Quantum Control Landscapes Beyond the Dipole Approximation

TL;DR

This paper explores quantum control landscapes beyond the dipole approximation by including polarizability, demonstrating numerically that such inclusion generally removes traps and restores controllability in finite-level quantum systems.

Contribution

It provides theoretical analysis and numerical evidence that adding polarizability terms eliminates traps in quantum control landscapes beyond the dipole approximation.

Findings

Control landscapes are trap-free with polarizability inclusion.

Adding polarizability restores controllability in otherwise uncontrollable systems.

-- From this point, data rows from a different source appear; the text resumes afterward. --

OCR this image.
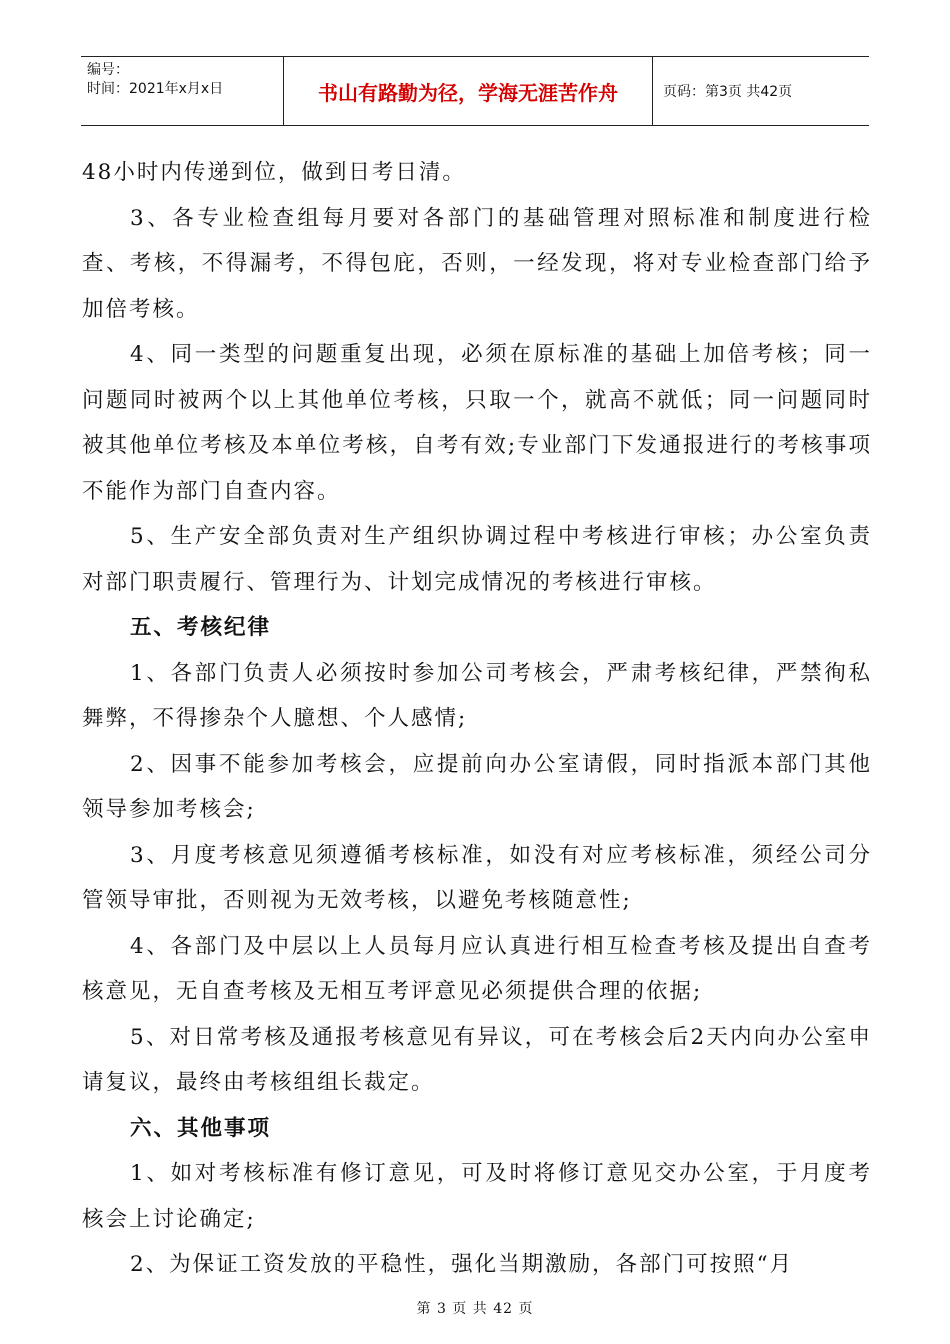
编号：
时间：2021年x月x日	书山有路勤为径，学海无涯苦作舟	页码：第3页 共42页

48小时内传递到位，做到日考日清。

3、各专业检查组每月要对各部门的基础管理对照标准和制度进行检查、考核，不得漏考，不得包庇，否则，一经发现，将对专业检查部门给予加倍考核。

4、同一类型的问题重复出现，必须在原标准的基础上加倍考核；同一问题同时被两个以上其他单位考核，只取一个，就高不就低；同一问题同时被其他单位考核及本单位考核，自考有效;专业部门下发通报进行的考核事项不能作为部门自查内容。

5、生产安全部负责对生产组织协调过程中考核进行审核；办公室负责对部门职责履行、管理行为、计划完成情况的考核进行审核。

五、考核纪律

1、各部门负责人必须按时参加公司考核会，严肃考核纪律，严禁徇私舞弊，不得掺杂个人臆想、个人感情;

2、因事不能参加考核会，应提前向办公室请假，同时指派本部门其他领导参加考核会;

3、月度考核意见须遵循考核标准，如没有对应考核标准，须经公司分管领导审批，否则视为无效考核，以避免考核随意性;

4、各部门及中层以上人员每月应认真进行相互检查考核及提出自查考核意见，无自查考核及无相互考评意见必须提供合理的依据;

5、对日常考核及通报考核意见有异议，可在考核会后2天内向办公室申请复议，最终由考核组组长裁定。

六、其他事项

1、如对考核标准有修订意见，可及时将修订意见交办公室，于月度考核会上讨论确定;

2、为保证工资发放的平稳性，强化当期激励，各部门可按照“月

第 3 页 共 42 页
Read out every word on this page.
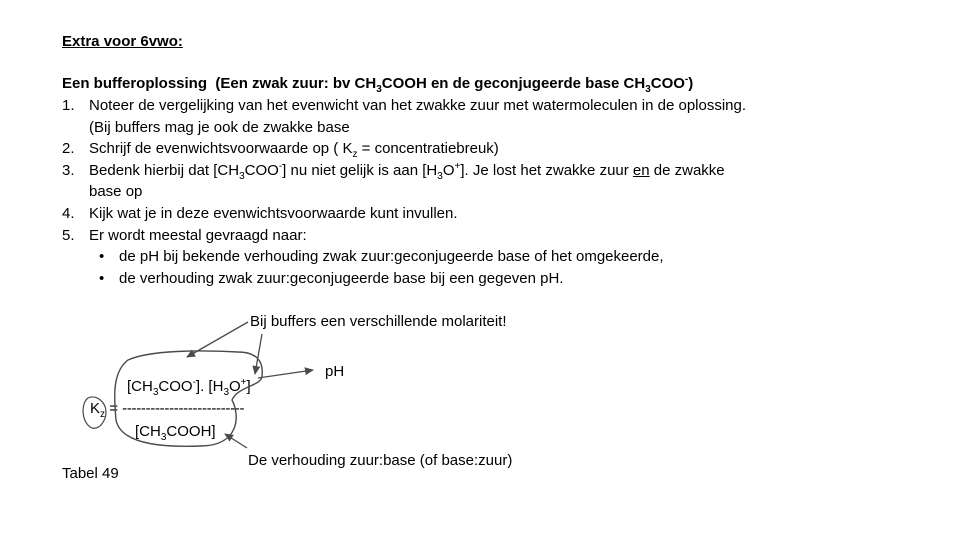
Extra voor 6vwo:
Een bufferoplossing (Een zwak zuur: bv $CH_3COOH$ en de geconjugeerde base $CH_3COO^-$)
1. Noteer de vergelijking van het evenwicht van het zwakke zuur met watermoleculen in de oplossing. (Bij buffers mag je ook de zwakke base
2. Schrijf de evenwichtsvoorwaarde op ( $K_z$ = concentratiebreuk)
3. Bedenk hierbij dat $[CH_3COO^-]$ nu niet gelijk is aan $[H_3O^+]$. Je lost het zwakke zuur en de zwakke base op
4. Kijk wat je in deze evenwichtsvoorwaarde kunt invullen.
5. Er wordt meestal gevraagd naar:
• de pH bij bekende verhouding zwak zuur:geconjugeerde base of het omgekeerde,
• de verhouding zwak zuur:geconjugeerde base bij een gegeven pH.
Bij buffers een verschillende molariteit!
$[CH_3COO^-]$. $[H_3O^+]$
$K_z$ = --------------------------
$[CH_3COOH]$
pH
De verhouding zuur:base (of base:zuur)
Tabel 49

Polarizability removes traps in a three-level system with known landscape traps.

Abstract

We investigate the control landscapes of closed, finite level quantum systems beyond the dipole approximation by including a polarizability term in the Hamiltonian. Theoretical analysis is presented for the $n$ level case and formulas for singular controls, which are candidates for landscape traps, are compared to their analogues in the dipole approximation. A numerical analysis of the existence of traps in control landscapes beyond the dipole approximation is made in the four level case. A numerical exploration of these control landscapes is achieved by generating many random Hamiltonians which include a term quadratic in a single control field. The landscapes of such systems are found numerically to be trap free in general. This extends a great body of recent work on typical landscapes of quantum systems where the dipole approximation is made. We further investigate the relationship between the magnitude of the polarizability and the magnitude of the controls resulting from optimization. It is shown numerically that including a polarizability term in an otherwise uncontrollable system removes traps from the landscapes of a specific family of systems by restoring controllability. We numerically assess the effect of a random polarizability term on the know example of a three level system with a second order trap in its control landscape. It is found that the addition of polarizability removes the trap from the landscape. The implications for laboratory control are discussed.